HDU ACM Steps：Leftmost Digit

题目描述

Given a positive integer N, you should output the leftmost digit of N^N.

输入

The input contains several test cases. The first line of the input is a single integer T which is the number of test cases. T test cases follow.
Each test case contains a single positive integer N(1<=N<=1,000,000,000).

输出

For each test case, you should output the leftmost digit of N^N.

输入样例

2
3
4

输出样例

2
2
Hint
In the first case, 3 * 3 * 3 = 27, so the leftmost digit is 2.
In the second case, 4 * 4 * 4 * 4 = 256, so the leftmost digit is 2.

思路

这道题只能用数学来解。
1.我们需要知道 $N^N=10^{log_{10}^{N^N}}$
2. $令c=log_{10}^{N^N}，c=a+b，a是整数，b是纯小数。
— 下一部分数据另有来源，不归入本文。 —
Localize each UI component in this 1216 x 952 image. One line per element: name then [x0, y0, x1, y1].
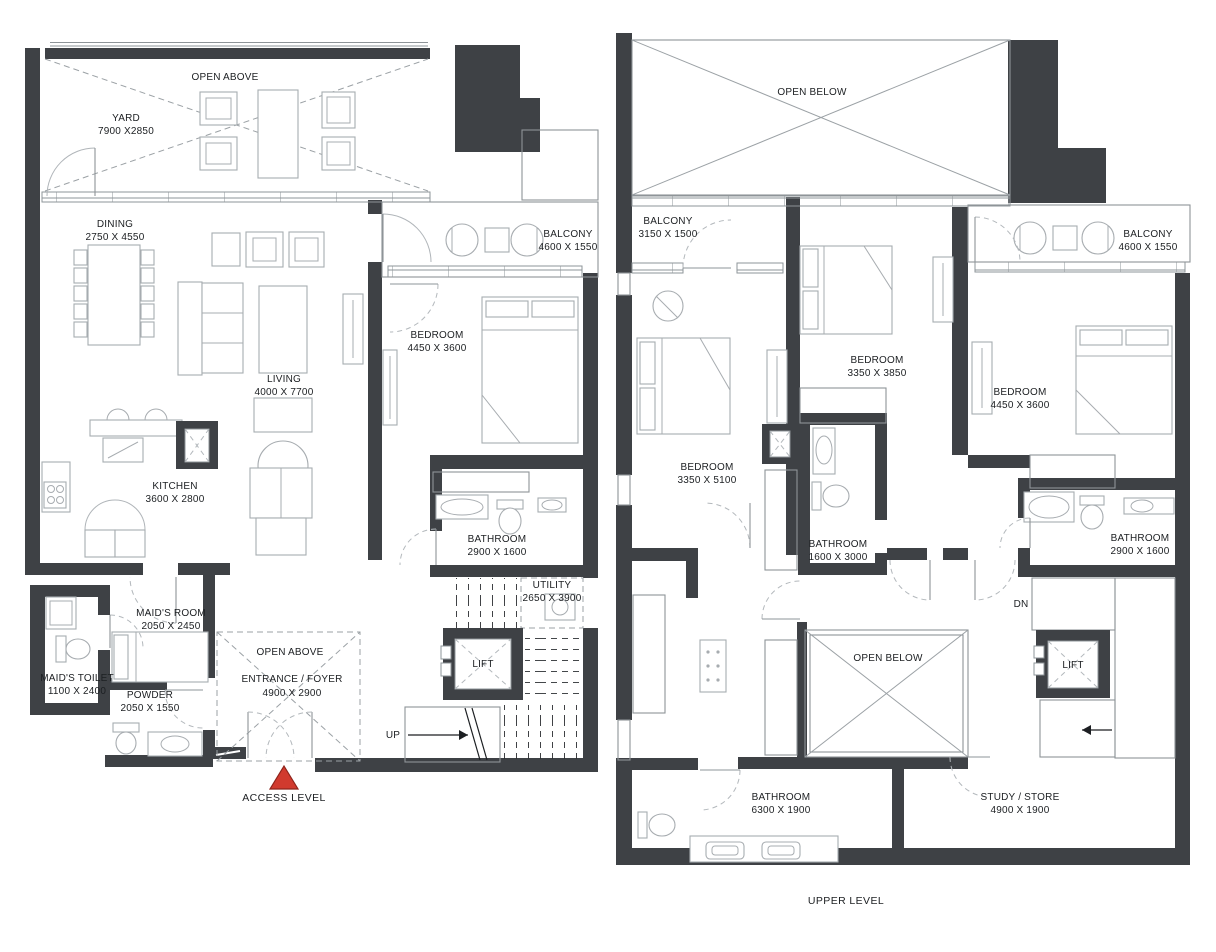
label-balcony-right-dims: 4600 X 1550 — [1119, 242, 1178, 253]
caption-access-level: ACCESS LEVEL — [242, 792, 326, 804]
label-lift: LIFT — [472, 659, 493, 670]
label-yard: YARD — [112, 113, 140, 124]
label-bedroom-dims: 4450 X 3600 — [408, 343, 467, 354]
dining-furniture — [74, 245, 154, 345]
balcony-furniture — [383, 214, 543, 262]
label-powder: POWDER — [127, 690, 173, 701]
label-upper-lift: LIFT — [1062, 660, 1083, 671]
label-utility-dims: 2650 X 3900 — [523, 593, 582, 604]
label-bathroom-bottom: BATHROOM — [752, 792, 811, 803]
label-bedroom-right: BEDROOM — [993, 387, 1046, 398]
label-maids-room: MAID'S ROOM — [136, 608, 206, 619]
label-dining-dims: 2750 X 4550 — [86, 232, 145, 243]
label-bedroom-mid: BEDROOM — [850, 355, 903, 366]
label-study-dims: 4900 X 1900 — [991, 805, 1050, 816]
label-living: LIVING — [267, 374, 301, 385]
label-dining: DINING — [97, 219, 133, 230]
upper-balcony-right-furniture — [975, 217, 1114, 262]
label-open-below-top: OPEN BELOW — [777, 87, 847, 98]
label-balcony-dims: 4600 X 1550 — [539, 242, 598, 253]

所以N^{N}=10^a\times10^b.$
3.因为b是纯小数，所以 $1<10^b<10，也就是说，10^b的整数部分就是我么所求的答案$

代码

#include<stdio.h>
#include<math.h>
typedef long long ll;
int t,n;
ll a;//注意不能用int,会溢出
double b,c;
int main()
{
	scanf("%d",&t);
	while(t--)
	{
		scanf("%d",&n);
		c=n*log10(n*1.0);
		a=(ll)c;
		b=c-a;
		printf("%d\n",(ll)pow(10.0,b));
		
	}
	return 0;
 }